The Hong-Kong listed company may spend US$10m to expand its sales network, and an unspecified amount to acquire stakes in cement companies, Wang said. Chia Hsin is looking to expand its sales and production in the northern and southern coastal areas from its sales base in the central Yangtze River Delta region. The company’s production base is in China. The company aims to raise annual production capacity to at least 10Mt by the end of 2006, from about 3Mt currently, Wang said. Chia Hsin has passed government environmental and financial inspections, Wang also said.
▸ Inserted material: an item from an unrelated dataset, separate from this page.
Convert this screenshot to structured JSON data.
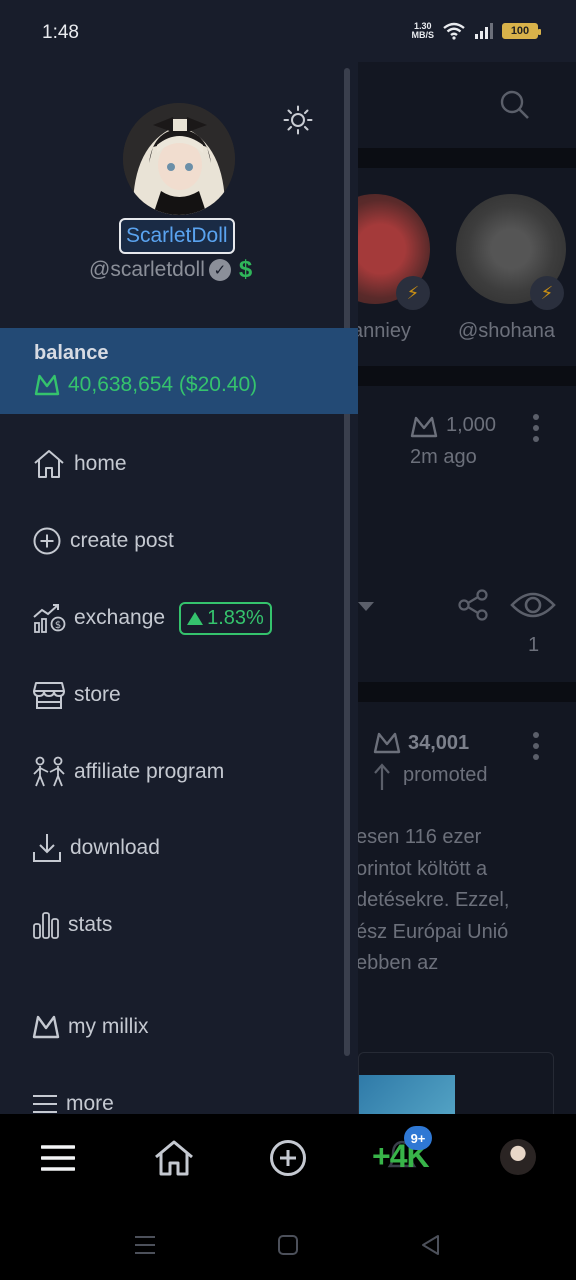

Local media reported this month an official at the agency in charge of China’s state-owned companies saying that overinvestment in China’s cement manufacturing sector is creating a ’potential crisis’ for the industry. China’s investment crackdown has weakened cement demand from makers of ’ready-mix’ concrete - which is often used in real-estate projects, she added. ’The real-estate side has been hit, that’s pretty clear. From that you can see the ready-mix concrete business faced really, really tough times’ from March to May, Wang said. As a result, Chia Hsin plans to increase cement sales to government infrastructure projects such as highways and bridges to 30% of its total sales in the next 12 months, up from about 20% in September, and 15% at end-2003.
Looking ahead, Chia Hsin aims to export 20% of its product by the end of 2006, up from less than 1% currently. The company is considering exporting more to Taiwan, Japan and the US. The ultimate goal is to diversify risk,’ she said.
China now has 4000 to 4500 cement producers, down from more than 9000 in the early 1990s, Wang said. ’As a foreign player and looking at the trend, we see the market will be consolidating and going toward high-grade cement,’ Wang said.
Market share of China’s top 10 cement manufacturers was 11.4% in the first half of 2004, a Chia Hsin document citing China Construction Material Association data shows. Lafarge said this month it plans to double capacity at two of its plants in China to meet strong demand. Anhui Conch Cement is now the largest cement maker in China’s fragmented market.
Chia Hsin’s first-half profit jumped 81% to US$12.3 million from the previous year, spurred by China’s rapid economic growth. Its revenue rose 25% to US$44.1 million over the same period. But Chia Hsin’s profitability in the second half may be ’slightly weaker’ than in the first half, Wang said.